Paradoksalnie "Paisagem da janela" pod względem muzycznym jest jedną z najbardziej beztroskich piosenek na tym pogodnym albumie, z niemalże skoczną, rockową rytmiką, country'owymi zagrywkami gitary i bardzo chwytliwą, choć melancholijną linią wokalną Borgesa. To zarazem jeden z brzmiących najbardziej zachodnio utworów na płycie, pozwalających zrozumieć, dlaczego album na początku spotkał się z lepszym przyjęciem w Stanach niż Brazylii. "Clube da esquina" to po prostu świetna propozycja dla słuchaczy z naszego kręgu kulturowego, którzy chcą zagłębić się w música popular brasileira. Podobnie zresztą jak późniejsza kooperacja Nascimento z Wayne'em Shorterem, "Native Dancer". O ile jednak tamten tytuł jest przede wszystkim płytą dla miłośników jazzu, tak ten album polecić mogę wielbicielom rocka (oczywiście nie tylko im). "Paisagem da janela" to tylko jeden z fragmentów, w których mocno daje o sobie znać fascynacja Borgesa Beatlesami. Innym przykładem są tu obie części "Saidas e bandeiras", albo "Nuvem cigana" - wszystkie mocno nawiązujące do psychodelicznego okresu liverpoolczyków, te pierwsze raczej z "Revolvera", ostatni z "Sgt. Pepper" / "Magical Mystery Tour", choćby za sprawą sympatycznej orkiestracji. A jest tu jeszcze inspirowana brytyjskim progiem miniatura "Lilia" czy nieco ostrzejszy warstwie muzycznej, choć łagodzony przez melancholijne wokale, "Trem de doido", z dłuższą solówką gitarową i fajnie pulsującym basem.

Czytaj też: [Recenzja] Mabe Fratti - "Sentir Que no Sabes" (2024)

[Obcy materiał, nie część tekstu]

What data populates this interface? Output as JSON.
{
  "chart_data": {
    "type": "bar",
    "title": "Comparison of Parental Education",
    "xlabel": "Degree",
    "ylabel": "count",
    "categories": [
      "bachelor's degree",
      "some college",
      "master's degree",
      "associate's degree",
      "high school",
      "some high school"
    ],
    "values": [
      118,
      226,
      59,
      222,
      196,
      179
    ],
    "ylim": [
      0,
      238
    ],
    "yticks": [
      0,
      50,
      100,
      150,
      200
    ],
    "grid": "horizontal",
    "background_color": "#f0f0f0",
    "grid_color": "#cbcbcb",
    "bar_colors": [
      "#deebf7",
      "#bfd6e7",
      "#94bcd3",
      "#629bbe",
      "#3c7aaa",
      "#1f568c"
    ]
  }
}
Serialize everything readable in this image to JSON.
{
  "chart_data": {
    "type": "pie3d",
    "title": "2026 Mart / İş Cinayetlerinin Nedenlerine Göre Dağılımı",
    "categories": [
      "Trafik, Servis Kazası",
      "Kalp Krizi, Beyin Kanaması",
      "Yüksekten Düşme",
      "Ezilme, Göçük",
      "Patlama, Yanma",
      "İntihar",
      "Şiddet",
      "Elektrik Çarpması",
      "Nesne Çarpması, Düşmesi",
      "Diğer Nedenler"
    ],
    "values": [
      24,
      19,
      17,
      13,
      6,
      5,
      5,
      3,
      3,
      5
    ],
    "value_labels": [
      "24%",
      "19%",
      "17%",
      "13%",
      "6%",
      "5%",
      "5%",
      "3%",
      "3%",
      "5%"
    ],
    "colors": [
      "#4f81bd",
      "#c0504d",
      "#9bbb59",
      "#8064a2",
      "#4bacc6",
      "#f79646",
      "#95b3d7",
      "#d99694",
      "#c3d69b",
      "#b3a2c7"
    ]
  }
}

Jednak rock czy wplatane gdzieniegdzie przez Hortę zagrywki country to tylko jedne z wielu wpływów na "Clube da esquina". Za sprawą Tiso, miłośnika twórczości Chopina czy Ravela, pojawiają się tu też pewne odniesienia do zachodniej tradycji klasycznej, najbardziej ewidentne w nawiązujących akurat do muzyki współczesnej partiach orkiestry z "Um girassol da cor de seu cabelo", albo w nieco impresjonistycznych partiach pianina z "Um gosto de sol". Za sprawą Nascimento, miłośnika Johna Coltrane'a czy Milesa Davisa, są tu obecne natomiast również pewne elementy jazzu - podobne progresje, struktury harmoniczne czy obecność improwizacji, czego najlepszym przykładem instrumentalny "Clube da esquina no. 2", albo już jawnie jazzowa rytmika w połowie "Me deixa em pas". To zresztą album bardzo wyrafinowany - pozornie popowe piosenki zachwycają finezyjnymi harmoniami oraz kunsztownymi aranżacjami. choćby w tych niby prostszych kawałkach, wywodzących się z folku, jak znakomity otwieracz "Tudo que vocé podia ser" - z początku oparty jedynie na gitarze akustycznej, by potem fantastycznie się rozkręcać - albo następujący tuż po nim "Cais", z niespodziewanym przełamaniem w połowie. Właśnie to połączenie przystępności, przebojowości z pewną złożonością kompozycji i aranżacji, jest jednym z czynników spajających te zróżnicowane utwory w bardzo spójny album. Drugim są obecne mniej lub bardziej, najcześciej w warstwie rytmicznej i melodyce, ale w każdym utworze wpływy latynoskich stylów, jak bolero, bossa nova, flamenco, forró czy samba, nadające całości tego słonecznego, egzotycznego klimatu.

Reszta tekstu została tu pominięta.